2. A short visible "Bottom line" or "Conclusion" section.
3. A concise serious briefing with only the most important data, anomalies, risks, and recommendations.
- The serious briefing should use short titled subsections so the webpage can collapse/expand them.
- Avoid overusing bullets. Use bullets mostly in the serious briefing section.
- Do not write or emphasize "Strong evidence"; assume it by default.
- Explicitly label uncertainty only when useful, for example: "Possible" or "Wild guess".
- Keep the whole article concise.
- Do not repeat observations or recommendations from previous articles unless today's data changes the conclusion or makes it newly important.
## Suggested serious briefing subjects
Keep roughly the same subjects each day, but title them naturally or humorously:
1. What actually happened / key data
2. Trends vs recent reports and behavior patterns
3. Privacy leaks, anomalies, and risks
4. Practical high-value recommendations
## Suggested analysis focus
- Occupancy and presence patterns
- Sleep/wake timing signals
- Lights, doors, windows, locks, motion, climate, media, batteries, and unusual sensor changes
- Privacy leaks: what could an observer infer?

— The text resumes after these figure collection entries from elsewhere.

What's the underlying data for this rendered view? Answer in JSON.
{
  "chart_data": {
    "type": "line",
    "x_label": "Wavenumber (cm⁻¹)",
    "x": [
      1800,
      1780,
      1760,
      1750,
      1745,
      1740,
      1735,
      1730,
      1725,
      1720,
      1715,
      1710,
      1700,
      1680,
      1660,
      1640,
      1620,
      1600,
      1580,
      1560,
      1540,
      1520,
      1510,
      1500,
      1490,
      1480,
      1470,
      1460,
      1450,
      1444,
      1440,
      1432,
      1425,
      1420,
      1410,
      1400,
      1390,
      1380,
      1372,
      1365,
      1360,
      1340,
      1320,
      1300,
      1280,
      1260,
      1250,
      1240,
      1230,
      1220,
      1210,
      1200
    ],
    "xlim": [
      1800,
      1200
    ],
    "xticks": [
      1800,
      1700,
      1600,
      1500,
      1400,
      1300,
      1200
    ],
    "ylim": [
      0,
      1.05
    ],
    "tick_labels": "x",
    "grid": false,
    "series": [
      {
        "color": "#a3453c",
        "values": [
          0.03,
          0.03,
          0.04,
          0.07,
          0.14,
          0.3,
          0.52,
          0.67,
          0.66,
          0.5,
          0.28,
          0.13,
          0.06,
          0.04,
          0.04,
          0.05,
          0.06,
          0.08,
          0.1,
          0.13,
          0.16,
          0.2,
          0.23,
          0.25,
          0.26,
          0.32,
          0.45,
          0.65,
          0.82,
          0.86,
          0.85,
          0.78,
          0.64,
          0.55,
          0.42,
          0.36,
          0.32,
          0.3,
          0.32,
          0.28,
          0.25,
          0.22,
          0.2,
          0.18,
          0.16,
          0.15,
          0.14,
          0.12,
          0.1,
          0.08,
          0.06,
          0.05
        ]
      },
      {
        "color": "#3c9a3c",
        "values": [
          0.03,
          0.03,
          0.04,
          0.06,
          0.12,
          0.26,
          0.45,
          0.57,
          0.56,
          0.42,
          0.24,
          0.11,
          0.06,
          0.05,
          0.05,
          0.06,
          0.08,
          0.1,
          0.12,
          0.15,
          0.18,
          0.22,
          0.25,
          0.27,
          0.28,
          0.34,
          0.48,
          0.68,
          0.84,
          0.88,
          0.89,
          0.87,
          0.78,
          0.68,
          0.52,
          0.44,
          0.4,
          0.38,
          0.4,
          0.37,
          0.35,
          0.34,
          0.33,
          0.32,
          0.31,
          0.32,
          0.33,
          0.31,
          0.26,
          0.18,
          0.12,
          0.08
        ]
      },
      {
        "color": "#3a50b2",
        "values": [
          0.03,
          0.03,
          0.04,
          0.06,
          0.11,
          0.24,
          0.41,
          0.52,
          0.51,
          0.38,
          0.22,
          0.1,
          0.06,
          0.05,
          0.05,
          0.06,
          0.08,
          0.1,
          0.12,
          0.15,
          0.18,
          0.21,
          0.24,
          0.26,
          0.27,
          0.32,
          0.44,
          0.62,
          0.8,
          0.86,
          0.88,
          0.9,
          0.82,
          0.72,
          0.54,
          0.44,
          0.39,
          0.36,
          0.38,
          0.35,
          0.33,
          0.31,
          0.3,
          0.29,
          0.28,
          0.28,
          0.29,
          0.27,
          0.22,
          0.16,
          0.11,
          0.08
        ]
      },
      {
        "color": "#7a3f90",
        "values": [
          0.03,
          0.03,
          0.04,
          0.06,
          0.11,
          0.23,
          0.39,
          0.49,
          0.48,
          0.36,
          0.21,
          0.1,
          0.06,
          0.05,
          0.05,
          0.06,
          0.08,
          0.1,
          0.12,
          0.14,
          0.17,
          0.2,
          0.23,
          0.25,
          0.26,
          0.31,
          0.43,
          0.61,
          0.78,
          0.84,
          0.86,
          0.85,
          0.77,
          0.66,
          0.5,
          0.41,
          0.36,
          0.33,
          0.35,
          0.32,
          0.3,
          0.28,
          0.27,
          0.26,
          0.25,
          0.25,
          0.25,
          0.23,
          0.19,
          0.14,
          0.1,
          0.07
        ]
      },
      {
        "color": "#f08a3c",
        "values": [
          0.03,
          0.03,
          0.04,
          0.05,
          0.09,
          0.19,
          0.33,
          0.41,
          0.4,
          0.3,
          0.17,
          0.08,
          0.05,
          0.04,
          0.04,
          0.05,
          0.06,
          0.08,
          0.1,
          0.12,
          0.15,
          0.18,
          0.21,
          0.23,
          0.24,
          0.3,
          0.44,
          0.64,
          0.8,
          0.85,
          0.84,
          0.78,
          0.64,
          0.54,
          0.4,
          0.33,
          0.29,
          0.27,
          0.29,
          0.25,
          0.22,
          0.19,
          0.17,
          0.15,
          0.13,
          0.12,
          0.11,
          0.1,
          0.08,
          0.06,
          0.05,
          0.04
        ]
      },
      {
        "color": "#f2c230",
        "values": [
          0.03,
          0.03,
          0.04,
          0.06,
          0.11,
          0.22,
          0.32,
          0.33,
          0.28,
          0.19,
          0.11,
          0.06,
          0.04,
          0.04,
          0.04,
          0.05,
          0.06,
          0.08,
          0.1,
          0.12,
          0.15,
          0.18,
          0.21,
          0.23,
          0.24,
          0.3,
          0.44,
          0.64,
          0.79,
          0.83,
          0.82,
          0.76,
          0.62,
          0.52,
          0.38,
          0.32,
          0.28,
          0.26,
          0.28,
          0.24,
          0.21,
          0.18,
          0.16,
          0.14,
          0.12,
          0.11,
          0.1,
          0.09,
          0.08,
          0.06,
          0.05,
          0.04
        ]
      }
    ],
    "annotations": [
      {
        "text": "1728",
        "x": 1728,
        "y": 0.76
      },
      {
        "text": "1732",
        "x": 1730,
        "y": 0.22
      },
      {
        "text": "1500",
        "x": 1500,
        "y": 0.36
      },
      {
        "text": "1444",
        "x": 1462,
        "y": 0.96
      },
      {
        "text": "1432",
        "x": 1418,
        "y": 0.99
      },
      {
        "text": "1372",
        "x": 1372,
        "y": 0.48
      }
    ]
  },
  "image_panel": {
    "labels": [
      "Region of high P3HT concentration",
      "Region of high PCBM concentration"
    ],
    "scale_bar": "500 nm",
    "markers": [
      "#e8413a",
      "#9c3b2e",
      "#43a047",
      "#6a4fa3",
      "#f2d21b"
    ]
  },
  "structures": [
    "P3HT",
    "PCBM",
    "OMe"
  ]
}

- Practical Home Assistant automations or fixes
- Missing or ambiguous data should be called out honestly
## Optional local context examples
Replace these with your own private notes in `llm_instructions.md`:
- Entities with prefix `secondary_` belong to a secondary property. All other entities belong to the primary property.
- The primary property should be treated as higher priority than the secondary property.
- `person.example_vehicle` is a vehicle, not a person at home.
- `sensor.example_backup_age` is important because stale backups are a risk.
- Group observations by property when multiple properties are mentioned. Write the property label once, then list relevant bullets underneath.
## Optional custom questions
1. Did anything look unusual overnight?
2. Are any batteries, devices, or sensors acting suspicious?
3. Could the home infer when I am asleep, away, or busy?
4. What would make this setup more private or secure?
## Optional style example
Write in a dry, calm, slightly ominous deadpan tone: observant, factual, mildly sarcastic, and not emoji-heavy. The tone should flavor the report, not replace useful analysis.